# Hi, I need some advice from experts



## nishandj (Aug 30, 2010)

Hello friends,

I have recently started to do body building and I am a slip person. I am already getting casilan and it seems it is not helping to build my muscles as I expected. So can anyone tell me what would I do? Thank you very much.


----------



## Robsta (Oct 2, 2005)

whereabouts are you living mate as your English is slightly confusing. I take it you mean slim person, and you mean casein???

Basically, eat loads of right foods (look up buking diets with the search facility)

and also look up beginner training routines.....compound training will help you more at the beginning....(look up compound training using the search facility)

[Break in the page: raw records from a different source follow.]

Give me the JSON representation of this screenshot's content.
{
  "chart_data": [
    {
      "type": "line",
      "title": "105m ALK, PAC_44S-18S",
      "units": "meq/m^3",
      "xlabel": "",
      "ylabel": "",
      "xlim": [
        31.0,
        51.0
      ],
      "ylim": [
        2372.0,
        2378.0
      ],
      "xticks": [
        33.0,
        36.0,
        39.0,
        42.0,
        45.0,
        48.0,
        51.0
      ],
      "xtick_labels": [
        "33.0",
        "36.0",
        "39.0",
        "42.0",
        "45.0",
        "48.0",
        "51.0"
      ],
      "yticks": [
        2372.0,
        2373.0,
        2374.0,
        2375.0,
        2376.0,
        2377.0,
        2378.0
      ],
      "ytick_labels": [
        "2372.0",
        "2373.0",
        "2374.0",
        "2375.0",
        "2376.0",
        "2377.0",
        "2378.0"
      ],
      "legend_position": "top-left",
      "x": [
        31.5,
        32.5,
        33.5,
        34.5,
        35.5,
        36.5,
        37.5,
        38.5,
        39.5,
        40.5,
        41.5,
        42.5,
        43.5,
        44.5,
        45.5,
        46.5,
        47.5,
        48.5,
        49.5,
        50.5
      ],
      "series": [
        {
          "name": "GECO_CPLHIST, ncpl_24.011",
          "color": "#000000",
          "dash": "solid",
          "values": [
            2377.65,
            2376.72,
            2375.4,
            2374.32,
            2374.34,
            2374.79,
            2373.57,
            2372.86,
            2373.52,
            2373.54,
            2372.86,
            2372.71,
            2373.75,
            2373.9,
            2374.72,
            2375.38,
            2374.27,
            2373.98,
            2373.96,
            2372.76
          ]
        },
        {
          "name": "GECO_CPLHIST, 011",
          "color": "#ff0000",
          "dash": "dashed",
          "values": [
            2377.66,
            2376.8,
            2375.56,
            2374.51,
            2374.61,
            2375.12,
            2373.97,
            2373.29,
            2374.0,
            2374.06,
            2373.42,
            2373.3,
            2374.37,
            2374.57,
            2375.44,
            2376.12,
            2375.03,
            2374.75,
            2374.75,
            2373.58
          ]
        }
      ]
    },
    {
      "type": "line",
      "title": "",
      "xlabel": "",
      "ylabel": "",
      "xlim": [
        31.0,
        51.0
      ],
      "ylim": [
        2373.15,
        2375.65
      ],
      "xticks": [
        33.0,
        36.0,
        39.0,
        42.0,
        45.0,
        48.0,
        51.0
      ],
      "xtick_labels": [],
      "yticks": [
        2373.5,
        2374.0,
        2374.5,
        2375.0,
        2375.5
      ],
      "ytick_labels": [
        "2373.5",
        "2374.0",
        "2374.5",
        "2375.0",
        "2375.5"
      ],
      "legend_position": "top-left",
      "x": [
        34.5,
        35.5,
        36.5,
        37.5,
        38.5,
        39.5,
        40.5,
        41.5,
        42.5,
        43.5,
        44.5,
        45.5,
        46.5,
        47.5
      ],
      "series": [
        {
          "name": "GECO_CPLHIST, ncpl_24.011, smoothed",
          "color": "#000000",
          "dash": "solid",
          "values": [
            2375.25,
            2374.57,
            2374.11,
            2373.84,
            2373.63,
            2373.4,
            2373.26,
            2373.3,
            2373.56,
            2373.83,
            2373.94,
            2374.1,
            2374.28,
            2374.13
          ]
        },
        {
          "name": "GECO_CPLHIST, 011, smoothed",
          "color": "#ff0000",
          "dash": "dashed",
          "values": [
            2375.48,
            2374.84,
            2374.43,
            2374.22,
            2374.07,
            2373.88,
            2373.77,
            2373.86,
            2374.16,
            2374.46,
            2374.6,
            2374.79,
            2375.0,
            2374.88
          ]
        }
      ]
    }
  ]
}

Do not be afraid to ask questions, however, you will find everything you need in previous threads using the search module. Just spend a few days reading through old threads and you'll be ready to put on some serious mass. I'd avoid using any juice for a while until everything else is in place, but hey it's your life dude.

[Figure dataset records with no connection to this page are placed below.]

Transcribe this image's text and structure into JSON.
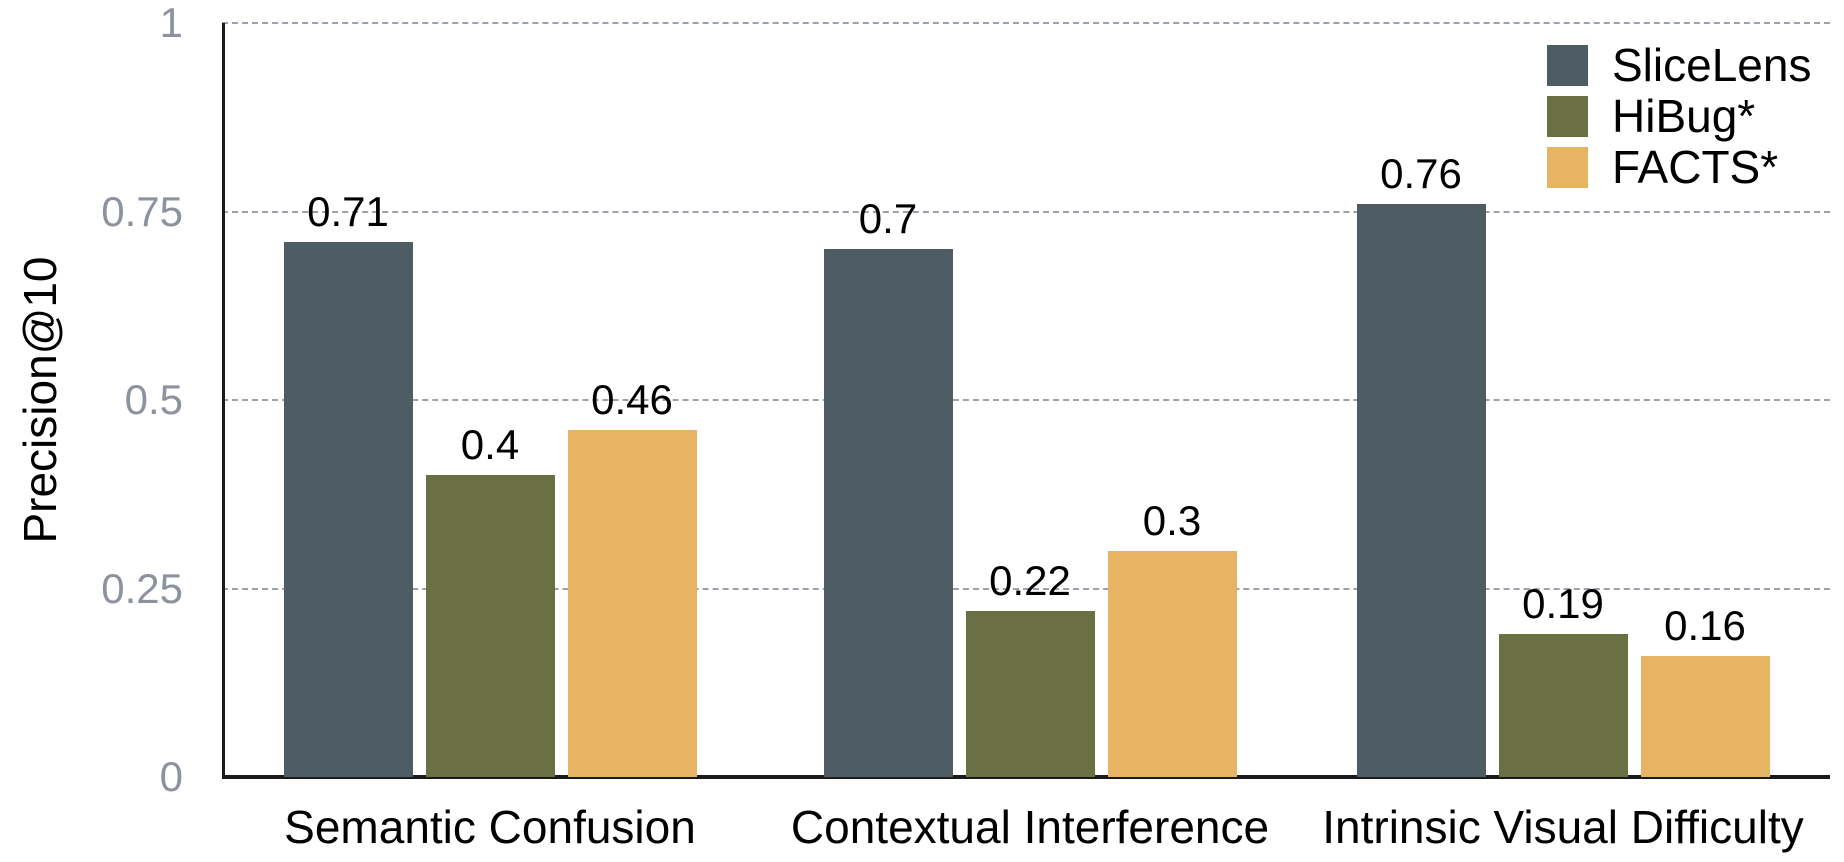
{
  "chart_data": {
    "type": "bar",
    "title": "",
    "ylabel": "Precision@10",
    "categories": [
      "Semantic Confusion",
      "Contextual Interference",
      "Intrinsic Visual Difficulty"
    ],
    "series": [
      {
        "name": "SliceLens",
        "color": "#4d5d63",
        "values": [
          0.71,
          0.7,
          0.76
        ]
      },
      {
        "name": "HiBug*",
        "color": "#6b7044",
        "values": [
          0.4,
          0.22,
          0.19
        ]
      },
      {
        "name": "FACTS*",
        "color": "#e7b464",
        "values": [
          0.46,
          0.3,
          0.16
        ]
      }
    ],
    "value_labels": [
      [
        "0.71",
        "0.4",
        "0.46"
      ],
      [
        "0.7",
        "0.22",
        "0.3"
      ],
      [
        "0.76",
        "0.19",
        "0.16"
      ]
    ],
    "yticks": [
      {
        "value": 0,
        "label": "0"
      },
      {
        "value": 0.25,
        "label": "0.25"
      },
      {
        "value": 0.5,
        "label": "0.5"
      },
      {
        "value": 0.75,
        "label": "0.75"
      },
      {
        "value": 1,
        "label": "1"
      }
    ],
    "ylim": [
      0,
      1
    ],
    "grid": "horizontal-dashed",
    "legend_position": "top-right",
    "colors": {
      "axis": "#1a1a1a",
      "gridline": "#9aa1a9",
      "tick_label": "#8c939f",
      "value_label": "#000000",
      "background": "#ffffff"
    }
  }
}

Good luck and all the best anyway, and it is hard work, but not as hard as you might think.....just try to fit training into your daily schedule and you'll soon be used to it and even look forward to it....(maybe  )


----------



## Khaos1436114653 (Aug 28, 2009)

casilan is that the stuff you can buy in chemists????


----------



## nishandj (Aug 30, 2010)

Robsta said:


> whereabouts are you living mate as your English is slightly confusing. I take it you mean slim person, and you mean casein???
> 
> Basically, eat loads of right foods (look up buking diets with the search facility)
> 
> ...


Thank you Robsta, I actually am sorry & I was meaning I am a slim person... Sorry my bad.  So Anyway Thanks for your reply and I will try it.


----------